Wypadałoby coś o sobie naskrobać, przybliżyć swoje zmagania z nadwagą. No to zaczynamy... a właściwie ja zaczynam. Od nowa, bo już nie raz odchudzałam się z różnym skutkiem..
Dwa lata temu w 2012 r. moja waga sięgnęła zenitu 125 kg. Myślałam, ze ze sobą skończę, wstydziłam się wyjść na ulicę, pokazać komukolwiek. Wpadłam w depresję i praktycznie przestałam spotykać się ze znajomymi. Bałam się krytyki.
Na szczęście, gdzieś tam w środku obudziła się moja silniejsza strona, która postanowiła wziąć się za siebie i schudnąć. Wprowadziłam dietę, spacery. Odstawiłam ziemniaki, makarony i chleb i w ciągu roku waga pokazała 25 kg mniej :) Właściwie zeszłam do 99 kg. Postanowiłam, ze ustabilizuję tą wagę, aby nie było efektu jojo, który wielokrotnie w moim życiu miał miejscu.

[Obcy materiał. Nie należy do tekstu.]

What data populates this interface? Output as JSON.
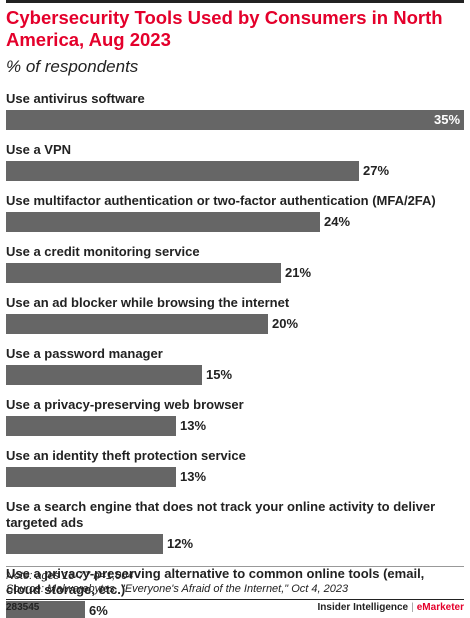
{
  "chart_data": {
    "type": "bar",
    "orientation": "horizontal",
    "title": "Cybersecurity Tools Used by Consumers in North America, Aug 2023",
    "subtitle": "% of respondents",
    "categories": [
      "Use antivirus software",
      "Use a VPN",
      "Use multifactor authentication or two-factor authentication (MFA/2FA)",
      "Use a credit monitoring service",
      "Use an ad blocker while browsing the internet",
      "Use a password manager",
      "Use a privacy-preserving web browser",
      "Use an identity theft protection service",
      "Use a search engine that does not track your online activity to deliver targeted ads",
      "Use a privacy-preserving alternative to common online tools (email, cloud storage, etc.)"
    ],
    "values": [
      35,
      27,
      24,
      21,
      20,
      15,
      13,
      13,
      12,
      6
    ],
    "value_labels": [
      "35%",
      "27%",
      "24%",
      "21%",
      "20%",
      "15%",
      "13%",
      "13%",
      "12%",
      "6%"
    ],
    "xlim": [
      0,
      35
    ],
    "bar_color": "#666666",
    "grid": false,
    "legend": "none"
  },
  "footer": {
    "note": "Note: ages 13-77 n=1,004",
    "source": "Source: Malwarebytes, \"Everyone's Afraid of the Internet,\" Oct 4, 2023",
    "chart_id": "283545",
    "brand_left": "Insider Intelligence",
    "brand_sep": "|",
    "brand_right": "eMarketer"
  },
  "colors": {
    "title": "#e4002b",
    "text": "#222222",
    "bar": "#666666",
    "brand_accent": "#e4002b"
  }
}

Jakby kogoś interesowało to w 98 roku udało mi się zrzucić 40 kg w 3 miesiące i zająć I miejsce w konkursie odchudzania z gazetą Super Linia. Ale po kilku latach jak widać znowu utyłam :(
I Tak nadszedł rok 2015, styczeń... Weszłam na wagę i okazało się, ze waga wzrosła mi do 107 kg. Wkurzyłam się na maxa. KONIEC. czas zacząć walkę od nowa tym razem już do końca. Wiem co mam robić, wiem jak reaguje mój organizm na ograniczenia kaloryczne, wiem i... teraz muszę zamienić wiedzę na czyny! Robię to zarówno dla zdrowia fizycznego jak i psychicznego.
W dniu wczorajszym rozpisałam sobie godziny posiłków i picia wody. Postanowiłam jeść nie więcej niż 1000 kcal dziennie. Spacerować szybkim tempem codziennie o godz. 7.00 rano. Niestety pracę mam siedzącą i to praktycznie od 9:00 do często 1 - 2 w nocy. Sama sobie szefem narzuciłam takie tempo pracy, że nie umiem zwolnić. Na siłownie nie mogę chodzić bo mam chore kolano. Degeneracja IV stopnia i czekam na protezę kolanową. Więc każdy krok sprawia mi ból. Ale spacery wprowadzam, muszę dać radę.
Dziś po zliczeniu kalorii wyszło, że zjadłam w ciągu dnia 936 kcal podczas 5 posiłków w odstępach co 3 godziny. Wypiłam 1 litr wody, 2 kawy i na sen łyknę jakieś ziółka.